A nuestro parecer, el incremento en la participación cada vez mayor de grupos organizados en la región que plantean una agenda pública programática sobre derechos y políticas públicas enfocadas en las personas afrodescendientes responde a una estructura de oportunidad política concreta y fundamental para este proceso que estamos observando: la reforma de la Constitución Política del Estado Libre y Soberano de Oaxaca, en sus artículos 16 y 25, donde se introduce por primera vez, al sujeto jurídico afromexicano. Se trata de una dimensión congruente, formal, del contexto político de la entidad que, aunque no necesariamente produce las trasformaciones directas en la cotidianeidad de las poblaciones negras, sí abre oportunidades políticas para avanzar en rutas de incidencia, con objetivos concretos.

La reforma constitucional no ha sido el origen del movimiento afro en Oaxaca, al contrario, la reforma es el resultado de la acumulación de acciones acumuladas de personas y agrupaciones que han empujado hacia ella. A su vez, este cambio en la definición de las reglas del juego, abre posibilidades para nuevos desafíos, tanto para el Estado, como para las propias organizaciones afrodescendientes. Para sus integrantes, la conformación y desarrollo del Consejo les ha brindado la oportunidad de participar en el ámbito político, aportando así a la lucha por el reconocimiento de sus derechos y, más allá de esto, los motivó a incluirse dentro del movimiento, ya que a partir de entonces ellos han comenzado a identificarse como afromexicanos.

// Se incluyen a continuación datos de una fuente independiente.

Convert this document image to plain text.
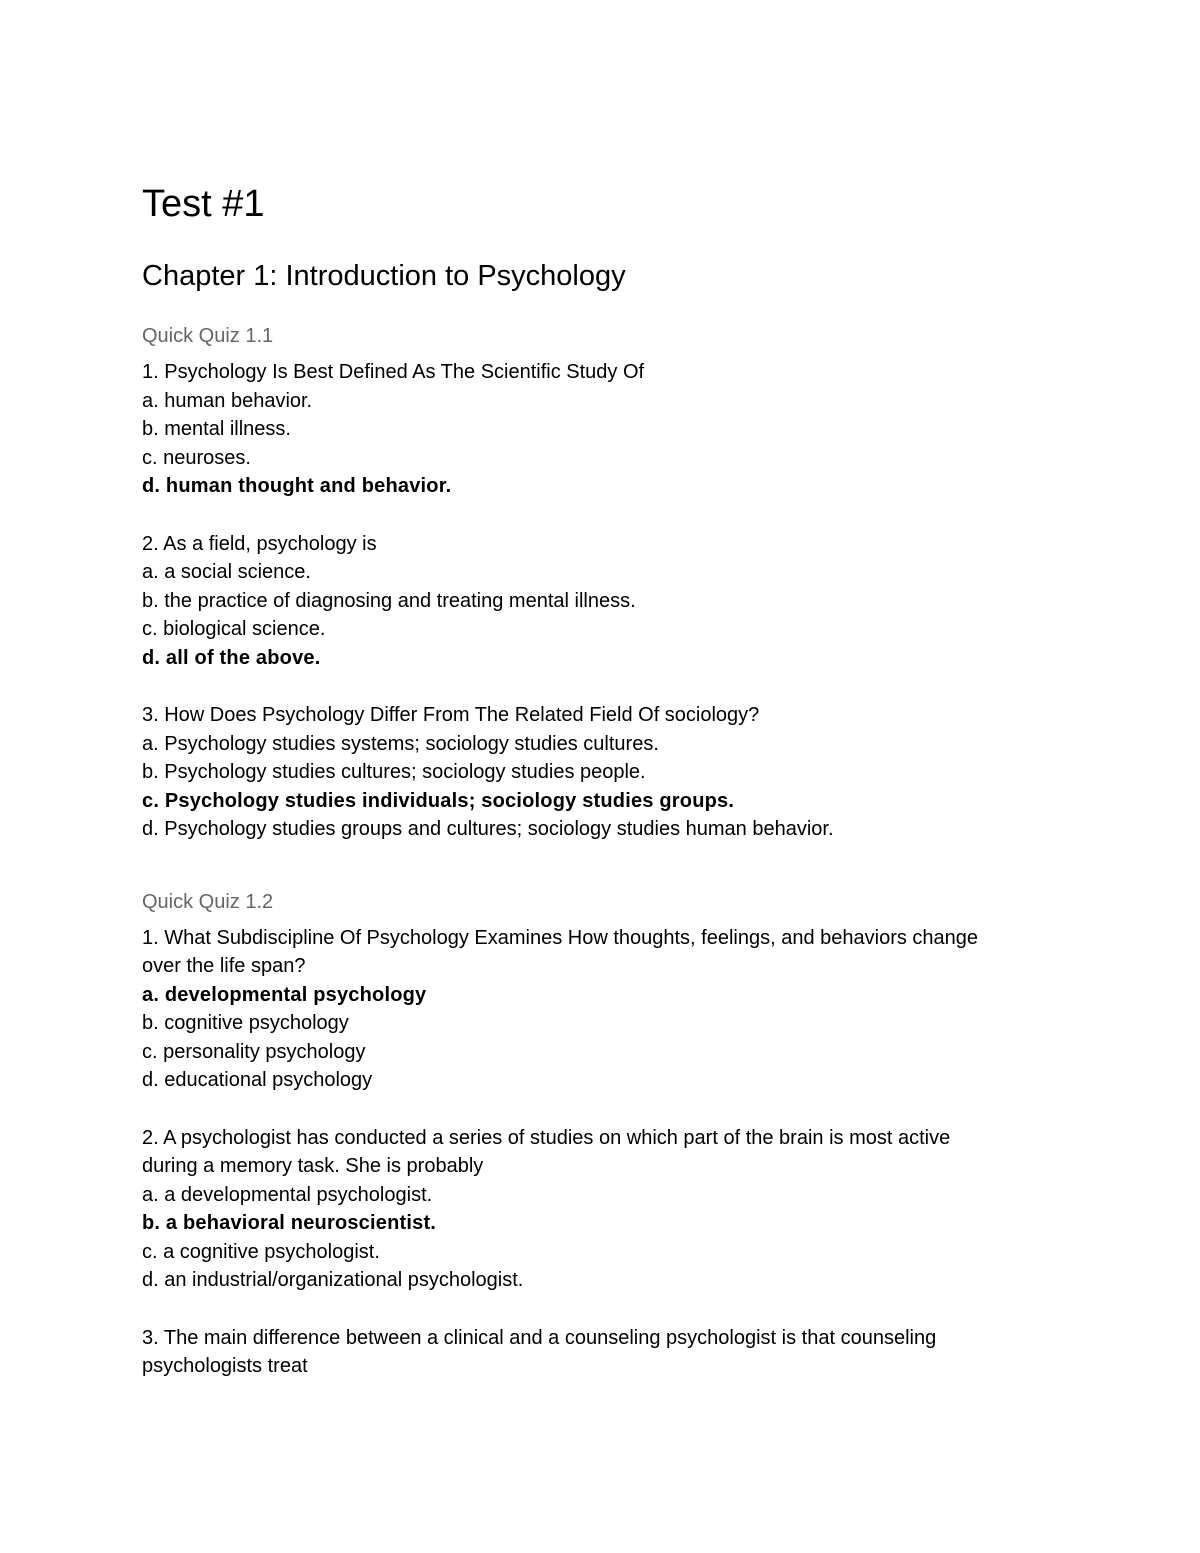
Test #1
Chapter 1: Introduction to Psychology
Quick Quiz 1.1
1. Psychology Is Best Defined As The Scientific Study Of
a. human behavior.
b. mental illness.
c. neuroses.
d. human thought and behavior.
2. As a field, psychology is
a. a social science.
b. the practice of diagnosing and treating mental illness.
c. biological science.
d. all of the above.
3. How Does Psychology Differ From The Related Field Of sociology?
a. Psychology studies systems; sociology studies cultures.
b. Psychology studies cultures; sociology studies people.
c. Psychology studies individuals; sociology studies groups.
d. Psychology studies groups and cultures; sociology studies human behavior.
Quick Quiz 1.2
1. What Subdiscipline Of Psychology Examines How thoughts, feelings, and behaviors change
over the life span?
a. developmental psychology
b. cognitive psychology
c. personality psychology
d. educational psychology
2. A psychologist has conducted a series of studies on which part of the brain is most active
during a memory task. She is probably
a. a developmental psychologist.
b. a behavioral neuroscientist.
c. a cognitive psychologist.
d. an industrial/organizational psychologist.
3. The main difference between a clinical and a counseling psychologist is that counseling
psychologists treat
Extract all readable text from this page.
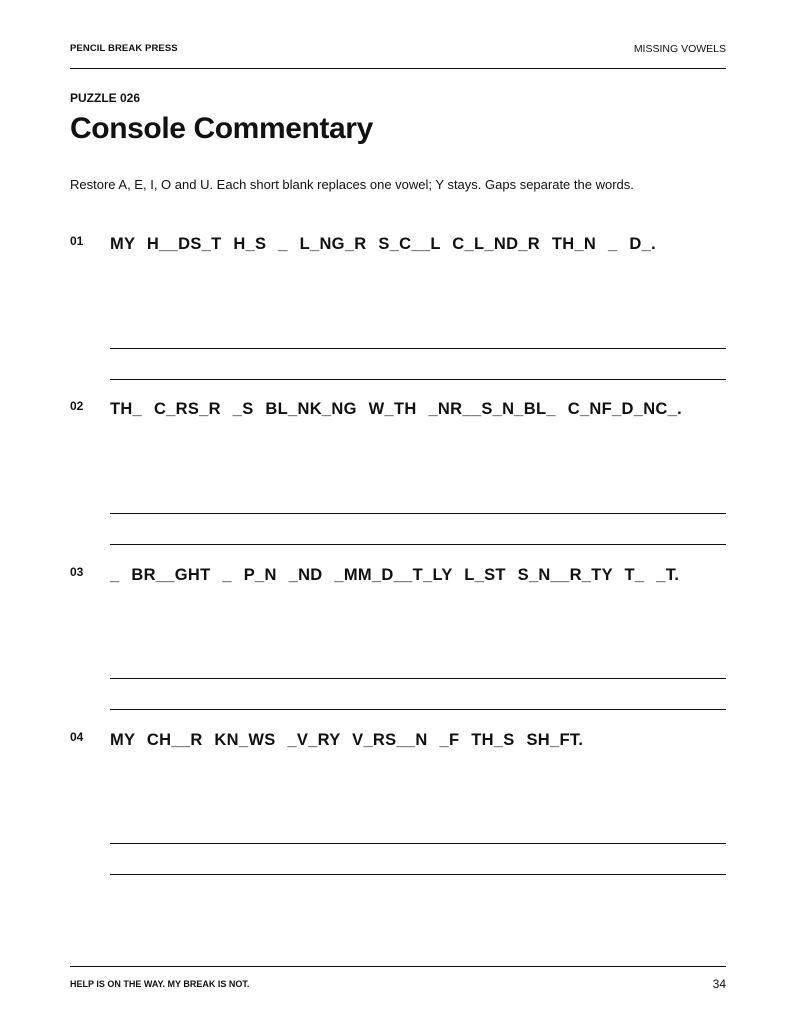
PENCIL BREAK PRESS	MISSING VOWELS
PUZZLE 026
Console Commentary
Restore A, E, I, O and U. Each short blank replaces one vowel; Y stays. Gaps separate the words.
01 MY H__DS_T H_S _ L_NG_R S_C__L C_L_ND_R TH_N _ D_.
02 TH_ C_RS_R _S BL_NK_NG W_TH _NR__S_N_BL_ C_NF_D_NC_.
03 _ BR__GHT _ P_N _ND _MM_D__T_LY L_ST S_N__R_TY T_ _T.
04 MY CH__R KN_WS _V_RY V_RS__N _F TH_S SH_FT.
HELP IS ON THE WAY. MY BREAK IS NOT.	34
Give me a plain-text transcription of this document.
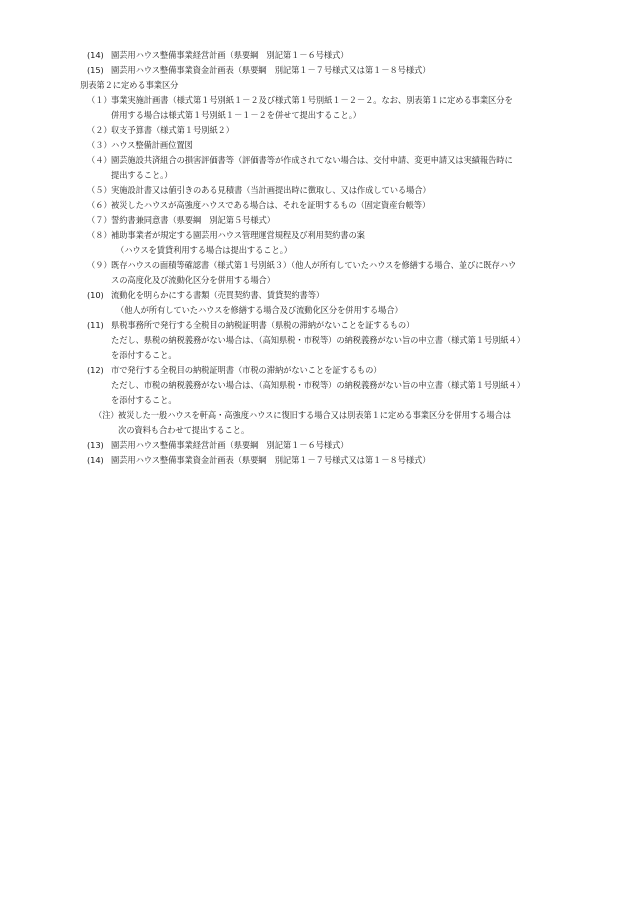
(14) 園芸用ハウス整備事業経営計画（県要綱　別記第１－６号様式）
(15) 園芸用ハウス整備事業資金計画表（県要綱　別記第１－７号様式又は第１－８号様式）
別表第２に定める事業区分
（１） 事業実施計画書（様式第１号別紙１－２及び様式第１号別紙１－２－２。なお、別表第１に定める事業区分を
併用する場合は様式第１号別紙１－１－２を併せて提出すること。）
（２） 収支予算書（様式第１号別紙２）
（３） ハウス整備計画位置図
（４） 園芸施設共済組合の損害評価書等（評価書等が作成されてない場合は、交付申請、変更申請又は実績報告時に
提出すること。）
（５） 実施設計書又は値引きのある見積書（当計画提出時に徴取し、又は作成している場合）
（６） 被災したハウスが高強度ハウスである場合は、それを証明するもの（固定資産台帳等）
（７） 誓約書兼同意書（県要綱　別記第５号様式）
（８） 補助事業者が規定する園芸用ハウス管理運営規程及び利用契約書の案
（ハウスを賃貸利用する場合は提出すること。）
（９） 既存ハウスの面積等確認書（様式第１号別紙３）（他人が所有していたハウスを修繕する場合、並びに既存ハウ
スの高度化及び流動化区分を併用する場合）
(10) 流動化を明らかにする書類（売買契約書、賃貸契約書等）
（他人が所有していたハウスを修繕する場合及び流動化区分を併用する場合）
(11) 県税事務所で発行する全税目の納税証明書（県税の滞納がないことを証するもの）
ただし、県税の納税義務がない場合は、（高知県税・市税等）の納税義務がない旨の申立書（様式第１号別紙４）
を添付すること。
(12) 市で発行する全税目の納税証明書（市税の滞納がないことを証するもの）
ただし、市税の納税義務がない場合は、（高知県税・市税等）の納税義務がない旨の申立書（様式第１号別紙４）
を添付すること。
（注） 被災した一般ハウスを軒高・高強度ハウスに復旧する場合又は別表第１に定める事業区分を併用する場合は
次の資料も合わせて提出すること。
(13) 園芸用ハウス整備事業経営計画（県要綱　別記第１－６号様式）
(14) 園芸用ハウス整備事業資金計画表（県要綱　別記第１－７号様式又は第１－８号様式）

El desafío colectivo actual del Consejo Afromexicano implica grandes inversiones de energía en distintas dimensiones, y en diferentes tiempos. Su supervivencia o declive en el escenario sociopolítico nacional dependerá del ajuste de sus objetivos comunes, de la solidaridad e interacción mantenida con otras organizaciones y del diálogo con los integrantes de cada una de ellas.

Aquí invito a Louis para que nos cuente sobre sus percepciones sobre esta ponencia sobre movimientos sociales de resistencia en Mexico.

LOUIS DI PAOLO: Mi reflexión sobre tu ponencia se enfocará en la importancia del reconocimiento constitucional de Afrodescendientes en Oaxaca en 2013, así como la creación de nuevas posibilidades de acción política entre grupos Afrodescendientes mediante una identidad legal, enfocándose en el Consejo Afromexicano, creado en 2014. El profesor Heriberto Ruiz Ponce, nos presentó esta investigación realizada junto con Selma Jazmín Vásquez Bracamontes sobre identidades políticas Afrodescendientes en el estado de Oaxaca, enmarcando la perspectiva descolonial, a partir de la discusión de Aníbal Quijano (2000) sobre la “Colonialidad de Poder”, en la que se plantea que la clasificación de etnicidades y razas en el Sur Global funciona como un instrumento de dominación fundamental del capitalismo mundial. Esta discusión está estrechamente ligada a las ideas históricas en la filosofía occidental en las que África pertenece a un imaginario de subdesarrollo para legitimar este sistema de codificación.

Ruiz Ponce y Vásquez Bracamontes demuestran que hay un crecimiento del número de individuos quienes se autoidentifican como afrodescendientes en el Estado. Ellxs examinan las relaciones que existen entre ese creciente aumento de la identidad afrodescendiente y el proceso de la discusión política. La reforma constitucional, que en sí misma fue catalizada por grupos activistas Afrodescendientes, ha generado nuevos espacios políticos para ampliar la lucha Afromexicano en el estado de Oaxaca, con la creación de esta identidad legal.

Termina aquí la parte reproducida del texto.